Luxembourg has a shortage of skilled labour. Its main challenge is to recruit and retain talent from ever greater distances. By 2030, the country will need 300,000 new employees, a third of whom will be new arrivals. So we need to put strategies in place to recruit, but also and above all to retain employees. How are the grand duchy's main employers doing? That was the subject of the Paperjam+Delano Business Club 10x6 conference on 24 January.
Recruitment in seven steps or seven days
Amazon Europe’s human resources director, , pointed out that when you place an order on their site, more than 50 different professions may be involved in the process right up to the delivery of your order. What counts for Amazon, more than recruitment, is retaining its talent. That’s why there are between five and seven interviews before they make an offer to candidates, Posty said. The aim is to make sure the company has found the right person, and then to give them the option of changing career within the company through a wide range of vertical and horizontal training programmes. Numerous opportunities are put in place to allow talent to develop. It’s not unusual at Amazon for blue-collar workers to rise to senior management positions.
Dussmann's HR marketing project manager, Christelle Noel, began her speech by giving the audience a mission: to find 40 security guards to hire. As the theme tune from the film “Mission Impossible” played in the background and the HR expert continued her speech, the difficulty of the assignments presented on the screen intensifies. What did she highlight? The often very tight deadlines: recruitment (of which there are many) often has to be completed in less than a week. How do you combine quantity and speed, especially when candidates apply without a standard covering letter or CV? To meet this challenge, an in-house application management tool has been set up to get to know the candidates as well as possible (where they live, when they can travel), as well as a unit that acts as a link between HR and onsite operations. Add to this the pre-validation of applications (out of just over 9,000 received per year) and on-the-job training, and the result is quite astonishing: 1,900 new employees in 2023.
Re-enchanting work
This is what , human resources director at BGL BNP Paribas, is proposing. After a rather telling observation: employees attach more importance to their private lives than to their professional lives. The ‘hustle culture’, which used to be synonymous with over-productivity and ultra-performance, has slowly but surely given way to the ‘break culture’, one of the main movements of which is ‘quiet quitting’, which consists of not doing too much at work. But what does re-enchanting work actually mean?
Firstly, create a working environment that makes staff want to be in the office and that provides something more than when they are teleworking. Cultivate the team spirit by creating--as is the case at BGL BNP Paribas--friendship or sports circles in which employees can share their passions. And then, of course, giving meaning back to work by playing on the usefulness, values and sense of fulfilment of the job for the employee himself, but also for society.
All the HR experts present agreed that knowing employees’ values, giving meaning to their jobs and establishing a culture are major factors in retaining talent.
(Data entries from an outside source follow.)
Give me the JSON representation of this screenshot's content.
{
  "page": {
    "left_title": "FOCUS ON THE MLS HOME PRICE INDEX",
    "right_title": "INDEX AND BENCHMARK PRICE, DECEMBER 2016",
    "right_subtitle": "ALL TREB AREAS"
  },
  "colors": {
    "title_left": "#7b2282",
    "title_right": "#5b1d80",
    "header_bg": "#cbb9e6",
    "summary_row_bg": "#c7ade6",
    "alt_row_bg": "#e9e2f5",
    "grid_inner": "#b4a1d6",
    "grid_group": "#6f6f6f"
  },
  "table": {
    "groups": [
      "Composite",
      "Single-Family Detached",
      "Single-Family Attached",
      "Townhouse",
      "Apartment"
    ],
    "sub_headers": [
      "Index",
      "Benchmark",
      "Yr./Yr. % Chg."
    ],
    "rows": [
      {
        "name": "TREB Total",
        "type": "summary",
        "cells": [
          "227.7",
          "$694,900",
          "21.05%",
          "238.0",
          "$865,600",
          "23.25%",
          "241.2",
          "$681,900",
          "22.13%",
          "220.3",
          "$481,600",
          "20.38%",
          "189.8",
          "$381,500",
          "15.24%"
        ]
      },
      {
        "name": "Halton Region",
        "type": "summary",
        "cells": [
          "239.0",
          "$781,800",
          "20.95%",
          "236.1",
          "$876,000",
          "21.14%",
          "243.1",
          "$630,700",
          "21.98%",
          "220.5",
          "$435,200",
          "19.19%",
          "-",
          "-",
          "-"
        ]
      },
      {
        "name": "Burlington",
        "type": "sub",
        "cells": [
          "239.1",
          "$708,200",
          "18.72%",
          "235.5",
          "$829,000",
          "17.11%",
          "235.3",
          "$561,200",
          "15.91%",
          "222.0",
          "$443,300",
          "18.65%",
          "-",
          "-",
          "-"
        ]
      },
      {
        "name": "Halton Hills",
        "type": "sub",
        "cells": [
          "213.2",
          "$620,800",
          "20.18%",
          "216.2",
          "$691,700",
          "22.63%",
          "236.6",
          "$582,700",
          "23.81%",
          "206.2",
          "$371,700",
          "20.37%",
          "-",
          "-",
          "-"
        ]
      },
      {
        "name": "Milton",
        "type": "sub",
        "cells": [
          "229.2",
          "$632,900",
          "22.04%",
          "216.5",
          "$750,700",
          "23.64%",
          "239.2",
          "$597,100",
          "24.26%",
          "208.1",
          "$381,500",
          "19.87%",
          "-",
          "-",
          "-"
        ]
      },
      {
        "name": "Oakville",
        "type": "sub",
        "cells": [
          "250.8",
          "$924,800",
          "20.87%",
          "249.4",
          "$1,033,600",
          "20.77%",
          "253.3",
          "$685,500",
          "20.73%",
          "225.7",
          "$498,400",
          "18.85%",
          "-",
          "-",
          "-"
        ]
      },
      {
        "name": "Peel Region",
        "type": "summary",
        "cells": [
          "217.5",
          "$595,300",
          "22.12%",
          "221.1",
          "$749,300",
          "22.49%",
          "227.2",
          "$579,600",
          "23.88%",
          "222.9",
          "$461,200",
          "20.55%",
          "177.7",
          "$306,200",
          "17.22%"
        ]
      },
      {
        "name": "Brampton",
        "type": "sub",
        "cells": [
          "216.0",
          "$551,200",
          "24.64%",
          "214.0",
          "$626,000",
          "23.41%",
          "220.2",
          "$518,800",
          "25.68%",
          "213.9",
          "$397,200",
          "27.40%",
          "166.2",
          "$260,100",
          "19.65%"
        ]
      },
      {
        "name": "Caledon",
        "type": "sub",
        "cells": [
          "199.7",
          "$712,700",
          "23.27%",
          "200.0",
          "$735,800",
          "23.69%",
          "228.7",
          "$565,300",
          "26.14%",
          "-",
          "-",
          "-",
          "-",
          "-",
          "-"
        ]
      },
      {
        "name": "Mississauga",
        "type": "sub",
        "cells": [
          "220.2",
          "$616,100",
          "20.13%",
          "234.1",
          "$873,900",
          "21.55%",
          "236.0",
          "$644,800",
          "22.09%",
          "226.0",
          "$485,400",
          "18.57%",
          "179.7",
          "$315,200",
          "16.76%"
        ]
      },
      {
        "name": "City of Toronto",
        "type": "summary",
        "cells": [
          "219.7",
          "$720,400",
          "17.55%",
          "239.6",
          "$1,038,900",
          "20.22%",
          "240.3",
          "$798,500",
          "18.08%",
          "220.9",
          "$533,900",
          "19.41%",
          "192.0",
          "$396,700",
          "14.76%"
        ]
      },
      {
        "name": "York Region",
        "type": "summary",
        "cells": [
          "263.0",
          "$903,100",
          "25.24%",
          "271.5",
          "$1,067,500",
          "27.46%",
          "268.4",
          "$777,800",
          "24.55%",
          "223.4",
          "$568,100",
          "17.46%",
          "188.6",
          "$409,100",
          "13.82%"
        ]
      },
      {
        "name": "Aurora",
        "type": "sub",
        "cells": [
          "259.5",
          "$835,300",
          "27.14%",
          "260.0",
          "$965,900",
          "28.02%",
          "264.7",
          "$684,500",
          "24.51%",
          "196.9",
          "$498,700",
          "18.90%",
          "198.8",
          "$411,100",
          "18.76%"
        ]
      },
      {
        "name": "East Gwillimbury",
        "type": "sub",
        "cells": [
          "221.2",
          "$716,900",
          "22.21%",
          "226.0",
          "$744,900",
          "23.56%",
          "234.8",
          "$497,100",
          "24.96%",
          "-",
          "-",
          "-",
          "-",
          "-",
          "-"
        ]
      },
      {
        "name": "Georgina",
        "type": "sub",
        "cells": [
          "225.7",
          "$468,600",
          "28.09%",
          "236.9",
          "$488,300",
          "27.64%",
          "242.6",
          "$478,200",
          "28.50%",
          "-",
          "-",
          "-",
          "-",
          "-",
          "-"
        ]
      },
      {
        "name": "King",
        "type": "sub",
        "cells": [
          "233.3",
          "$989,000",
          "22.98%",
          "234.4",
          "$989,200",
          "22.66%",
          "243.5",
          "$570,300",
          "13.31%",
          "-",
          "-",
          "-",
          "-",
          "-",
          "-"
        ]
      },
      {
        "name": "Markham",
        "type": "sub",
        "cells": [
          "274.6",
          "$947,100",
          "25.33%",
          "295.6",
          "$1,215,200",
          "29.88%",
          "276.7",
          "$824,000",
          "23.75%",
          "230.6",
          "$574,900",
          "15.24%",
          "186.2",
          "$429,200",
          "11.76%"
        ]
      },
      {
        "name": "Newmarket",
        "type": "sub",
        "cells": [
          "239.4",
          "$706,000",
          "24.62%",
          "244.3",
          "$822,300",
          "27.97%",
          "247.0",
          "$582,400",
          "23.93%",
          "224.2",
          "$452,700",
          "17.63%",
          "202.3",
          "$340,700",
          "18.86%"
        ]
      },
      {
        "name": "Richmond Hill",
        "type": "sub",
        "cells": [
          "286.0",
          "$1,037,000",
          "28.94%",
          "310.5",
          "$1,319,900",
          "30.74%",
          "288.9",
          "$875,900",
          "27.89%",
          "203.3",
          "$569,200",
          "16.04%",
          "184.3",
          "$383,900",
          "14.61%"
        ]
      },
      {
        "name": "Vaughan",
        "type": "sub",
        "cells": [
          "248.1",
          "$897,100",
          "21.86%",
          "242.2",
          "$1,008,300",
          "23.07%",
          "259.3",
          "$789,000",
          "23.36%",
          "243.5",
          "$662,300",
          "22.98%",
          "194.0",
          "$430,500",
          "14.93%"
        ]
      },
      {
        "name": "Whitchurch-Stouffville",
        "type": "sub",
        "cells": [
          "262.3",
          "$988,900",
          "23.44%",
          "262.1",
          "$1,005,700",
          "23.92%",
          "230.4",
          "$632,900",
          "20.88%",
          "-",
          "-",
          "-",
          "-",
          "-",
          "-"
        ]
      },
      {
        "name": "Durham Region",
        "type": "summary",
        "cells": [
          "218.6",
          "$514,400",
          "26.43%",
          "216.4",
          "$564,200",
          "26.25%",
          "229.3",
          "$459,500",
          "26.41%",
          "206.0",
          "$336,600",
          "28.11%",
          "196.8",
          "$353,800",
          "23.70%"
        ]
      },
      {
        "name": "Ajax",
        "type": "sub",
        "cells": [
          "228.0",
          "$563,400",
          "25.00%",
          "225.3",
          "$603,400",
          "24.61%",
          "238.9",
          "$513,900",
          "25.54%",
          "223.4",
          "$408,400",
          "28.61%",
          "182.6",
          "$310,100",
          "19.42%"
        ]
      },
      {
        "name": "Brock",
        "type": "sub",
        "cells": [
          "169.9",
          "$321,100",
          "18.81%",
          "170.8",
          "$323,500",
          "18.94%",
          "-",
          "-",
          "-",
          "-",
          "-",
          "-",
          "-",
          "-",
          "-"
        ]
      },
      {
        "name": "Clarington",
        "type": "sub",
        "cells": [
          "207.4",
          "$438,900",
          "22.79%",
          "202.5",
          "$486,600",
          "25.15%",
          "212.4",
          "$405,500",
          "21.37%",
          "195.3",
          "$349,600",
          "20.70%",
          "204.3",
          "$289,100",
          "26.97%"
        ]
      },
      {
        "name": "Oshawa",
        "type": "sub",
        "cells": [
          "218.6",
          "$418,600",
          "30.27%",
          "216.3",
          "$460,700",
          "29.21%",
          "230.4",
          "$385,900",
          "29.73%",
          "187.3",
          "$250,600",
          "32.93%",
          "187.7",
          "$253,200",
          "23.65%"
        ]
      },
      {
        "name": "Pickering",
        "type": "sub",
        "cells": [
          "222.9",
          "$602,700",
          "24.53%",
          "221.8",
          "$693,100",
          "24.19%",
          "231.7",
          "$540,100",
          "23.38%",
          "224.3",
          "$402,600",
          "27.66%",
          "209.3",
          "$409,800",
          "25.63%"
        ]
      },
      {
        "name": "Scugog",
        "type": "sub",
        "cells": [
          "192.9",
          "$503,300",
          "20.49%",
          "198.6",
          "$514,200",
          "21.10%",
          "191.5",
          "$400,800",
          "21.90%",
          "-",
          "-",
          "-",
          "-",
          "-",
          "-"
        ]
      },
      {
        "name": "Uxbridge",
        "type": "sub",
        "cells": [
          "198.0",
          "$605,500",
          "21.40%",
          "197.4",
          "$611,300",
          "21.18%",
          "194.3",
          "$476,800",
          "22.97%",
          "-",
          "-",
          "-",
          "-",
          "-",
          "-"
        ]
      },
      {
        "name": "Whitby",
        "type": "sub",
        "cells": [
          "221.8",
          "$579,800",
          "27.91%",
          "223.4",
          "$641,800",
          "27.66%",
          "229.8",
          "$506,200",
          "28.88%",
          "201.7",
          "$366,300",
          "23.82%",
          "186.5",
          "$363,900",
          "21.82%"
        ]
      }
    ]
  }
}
The head of human resources at the Robert Schuman Hospitals Foundation, Karine Rollot, explained that the applause during covid quickly gave way to a definite lack of interest. Staff are now faced with increasing levels of incivility and aggression. The lack of recognition from the general public, combined with a loss of vocation and meaning in their work, and general fatigue, mean that the profession is no longer as attractive as it once was. Here again, training is emphasised at all levels. Training to manage conflicts, such as de-escalation, and to discover emerging professions while working.

Ann De Jonghe (Sodexo) spoke about diversity within the group and their desire to eradicate stereotypes and prejudices during the Paperjam+Delano Business Club 10x6 conference, 24 January 2024. Photo: Marie Russillo / Maison Moderne
Making friends with AI
It’s almost inevitable. How do we approach this digital transition? “Artificial intelligence excels in cognitive skills (data analysis), whereas humans will always be better at dealing with subjects that require emotional intelligence,” said Didier Lemeire, deputy head of business unit, HR & people management at Spuerkeess.
Collective power is required. Humans and AI must move forward hand in hand, not replacing each other, but complementing each other in different tasks.
The final word
As , head of people & culture at KPMG Luxembourg, reminded the audience, HR people are almost superheroes. Three-quarters of them still feel passionate about their job. It’s a multi-skilled, wide-ranging job that needs to focus on new ways of working to recruit and retain more and more talent. To do this, it is vital to get to know employees, give meaning to their work and maintain a healthy work/life balance. This will be explored in July during the conference.